Decomposition of Al2O3-Supported PdSO4 and Al2(SO4)3 in the Regeneration of Methane Combustion Catalyst: A Model Catalyst Study
Department of Chemistry, University of Eastern Finland, P.O. Box 111, FI-80101 Joensuu, Finland
Dinex Finland Oy, Global Catalyst Competence Centre, P.O. Box 20, FI-41331 Vihtavuori, Finland
Shoreham Technical Centre, Ricardo UK Ltd., Shoreham-by-Sea, West Sussex BN43 5FG, UK
Author to whom correspondence should be addressed.
Catalysts 2019, 9(5), 427; https://doi.org/10.3390/catal9050427
Received: 22 March 2019 / Revised: 30 April 2019 / Accepted: 3 May 2019 / Published: 8 May 2019
(This article belongs to the Special Issue Catalysts Deactivation, Poisoning and Regeneration)
Exhaust gas aftertreatment systems play a key role in controlling transportation greenhouse gas emissions.
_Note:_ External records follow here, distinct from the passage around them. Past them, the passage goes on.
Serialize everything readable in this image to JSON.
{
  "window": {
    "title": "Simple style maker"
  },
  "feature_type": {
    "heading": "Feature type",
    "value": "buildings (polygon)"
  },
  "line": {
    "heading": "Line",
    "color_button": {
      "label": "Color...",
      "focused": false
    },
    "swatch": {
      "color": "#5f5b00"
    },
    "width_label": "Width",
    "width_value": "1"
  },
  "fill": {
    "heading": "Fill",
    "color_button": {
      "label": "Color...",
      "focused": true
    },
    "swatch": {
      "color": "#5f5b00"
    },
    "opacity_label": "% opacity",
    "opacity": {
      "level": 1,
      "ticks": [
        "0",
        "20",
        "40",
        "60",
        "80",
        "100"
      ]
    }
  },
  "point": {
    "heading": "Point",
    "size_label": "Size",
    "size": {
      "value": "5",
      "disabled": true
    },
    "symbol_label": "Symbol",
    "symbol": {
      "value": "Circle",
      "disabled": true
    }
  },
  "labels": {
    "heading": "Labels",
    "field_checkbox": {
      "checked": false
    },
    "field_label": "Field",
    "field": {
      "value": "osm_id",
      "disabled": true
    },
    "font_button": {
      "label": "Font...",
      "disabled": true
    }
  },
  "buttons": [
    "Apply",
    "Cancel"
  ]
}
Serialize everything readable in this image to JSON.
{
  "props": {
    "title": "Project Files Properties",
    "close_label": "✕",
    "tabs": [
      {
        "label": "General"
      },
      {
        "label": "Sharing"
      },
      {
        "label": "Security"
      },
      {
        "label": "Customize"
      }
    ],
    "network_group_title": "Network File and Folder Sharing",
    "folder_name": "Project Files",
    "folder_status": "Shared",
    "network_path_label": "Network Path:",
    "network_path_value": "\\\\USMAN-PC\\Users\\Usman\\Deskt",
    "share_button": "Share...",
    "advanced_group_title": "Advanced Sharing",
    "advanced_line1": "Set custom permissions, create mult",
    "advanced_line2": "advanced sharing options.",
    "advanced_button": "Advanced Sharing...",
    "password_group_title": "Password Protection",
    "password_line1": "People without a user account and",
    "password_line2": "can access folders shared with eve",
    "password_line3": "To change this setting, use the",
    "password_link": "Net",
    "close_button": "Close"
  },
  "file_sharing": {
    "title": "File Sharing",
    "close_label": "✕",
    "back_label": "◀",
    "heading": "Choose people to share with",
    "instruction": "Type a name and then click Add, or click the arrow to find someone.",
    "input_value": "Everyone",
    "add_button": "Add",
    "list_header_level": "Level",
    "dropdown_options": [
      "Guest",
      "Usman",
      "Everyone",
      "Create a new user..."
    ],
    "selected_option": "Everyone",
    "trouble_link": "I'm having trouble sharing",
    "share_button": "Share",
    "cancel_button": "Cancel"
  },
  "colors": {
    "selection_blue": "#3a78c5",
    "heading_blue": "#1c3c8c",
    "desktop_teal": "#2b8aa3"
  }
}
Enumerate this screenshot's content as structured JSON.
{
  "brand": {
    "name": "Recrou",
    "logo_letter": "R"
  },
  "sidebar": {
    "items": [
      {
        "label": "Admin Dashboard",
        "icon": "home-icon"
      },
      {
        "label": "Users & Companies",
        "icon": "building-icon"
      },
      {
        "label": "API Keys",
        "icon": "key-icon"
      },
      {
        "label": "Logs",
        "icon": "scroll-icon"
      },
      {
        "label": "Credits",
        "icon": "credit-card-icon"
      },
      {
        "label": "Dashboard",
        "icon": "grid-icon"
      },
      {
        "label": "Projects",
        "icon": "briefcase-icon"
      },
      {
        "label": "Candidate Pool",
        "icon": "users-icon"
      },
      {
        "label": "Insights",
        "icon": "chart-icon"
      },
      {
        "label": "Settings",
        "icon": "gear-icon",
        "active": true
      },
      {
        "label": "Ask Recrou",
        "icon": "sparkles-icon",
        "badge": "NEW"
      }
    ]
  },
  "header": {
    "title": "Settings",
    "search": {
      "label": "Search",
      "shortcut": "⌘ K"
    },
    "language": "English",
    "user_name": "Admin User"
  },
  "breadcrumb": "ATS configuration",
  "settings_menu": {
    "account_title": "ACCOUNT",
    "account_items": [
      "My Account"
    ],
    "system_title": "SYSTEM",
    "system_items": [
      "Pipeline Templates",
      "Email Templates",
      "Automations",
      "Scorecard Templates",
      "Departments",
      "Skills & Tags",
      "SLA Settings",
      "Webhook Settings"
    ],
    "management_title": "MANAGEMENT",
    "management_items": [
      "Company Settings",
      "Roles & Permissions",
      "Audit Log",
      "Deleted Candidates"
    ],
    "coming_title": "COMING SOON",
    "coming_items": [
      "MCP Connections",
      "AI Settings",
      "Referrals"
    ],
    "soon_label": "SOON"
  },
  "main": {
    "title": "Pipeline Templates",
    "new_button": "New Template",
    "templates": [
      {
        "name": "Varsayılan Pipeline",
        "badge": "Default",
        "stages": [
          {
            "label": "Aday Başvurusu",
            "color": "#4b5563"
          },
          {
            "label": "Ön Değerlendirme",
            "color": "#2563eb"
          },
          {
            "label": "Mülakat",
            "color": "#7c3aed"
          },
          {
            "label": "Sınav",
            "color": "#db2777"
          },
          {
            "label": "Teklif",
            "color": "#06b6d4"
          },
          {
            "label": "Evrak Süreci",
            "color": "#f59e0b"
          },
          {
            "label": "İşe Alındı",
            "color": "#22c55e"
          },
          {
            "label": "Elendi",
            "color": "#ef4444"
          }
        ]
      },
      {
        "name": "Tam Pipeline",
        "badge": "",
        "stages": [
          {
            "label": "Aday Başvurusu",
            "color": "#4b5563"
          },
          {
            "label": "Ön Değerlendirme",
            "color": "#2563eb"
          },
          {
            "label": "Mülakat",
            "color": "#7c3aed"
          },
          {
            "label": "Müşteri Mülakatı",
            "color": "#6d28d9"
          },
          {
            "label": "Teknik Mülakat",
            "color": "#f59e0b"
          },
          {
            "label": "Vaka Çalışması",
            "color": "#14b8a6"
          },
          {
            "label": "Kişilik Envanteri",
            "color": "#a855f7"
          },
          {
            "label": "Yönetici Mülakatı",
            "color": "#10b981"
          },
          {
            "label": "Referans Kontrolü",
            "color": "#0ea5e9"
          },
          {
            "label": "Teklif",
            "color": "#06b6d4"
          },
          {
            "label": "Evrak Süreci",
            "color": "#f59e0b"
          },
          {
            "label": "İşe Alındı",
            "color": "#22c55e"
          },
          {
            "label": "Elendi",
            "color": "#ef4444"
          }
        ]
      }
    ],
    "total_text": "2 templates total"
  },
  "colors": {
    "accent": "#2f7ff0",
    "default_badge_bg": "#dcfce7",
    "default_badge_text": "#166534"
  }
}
Modern aftertreatment systems, often based on Pd metal supported on aluminum oxide, provide high catalytic activity but are vulnerable to sulfur poisoning due to formation of inactive sulfate species. This paper focuses on regeneration of Pd-based catalyst via the decomposition of alumina-supported aluminum and palladium sulfates existing both individually and in combination. Decomposition experiments were carried out under hydrogen (10% H2/Ar), helium (He), low oxygen (0.1% O2/He), and excess oxygen (10% O2/He). The structure and composition of the model catalysts were examined before and after the decomposition reactions via powder X-ray diffraction and elemental sulfur analysis. The study revealed that individual alumina-supported aluminum sulfate decomposed at a higher temperature compared to individual alumina-supported palladium sulfate. The simultaneous presence of aluminum and palladium sulfates on the alumina support decreased their decomposition temperatures and led to a higher amount of metallic palladium than in the corresponding case of individual supported palladium sulfate. From a fundamental point of view, the lowest decomposition temperature was achieved in the presence of hydrogen gas, which is the optimal decomposition atmosphere among the studied conditions. In summary, aluminum sulfate has a two-fold role in the regeneration of a catalyst—it decreases the Pd sulfate decomposition temperature and hinders re-oxidation of less-active metallic palladium to active palladium oxide.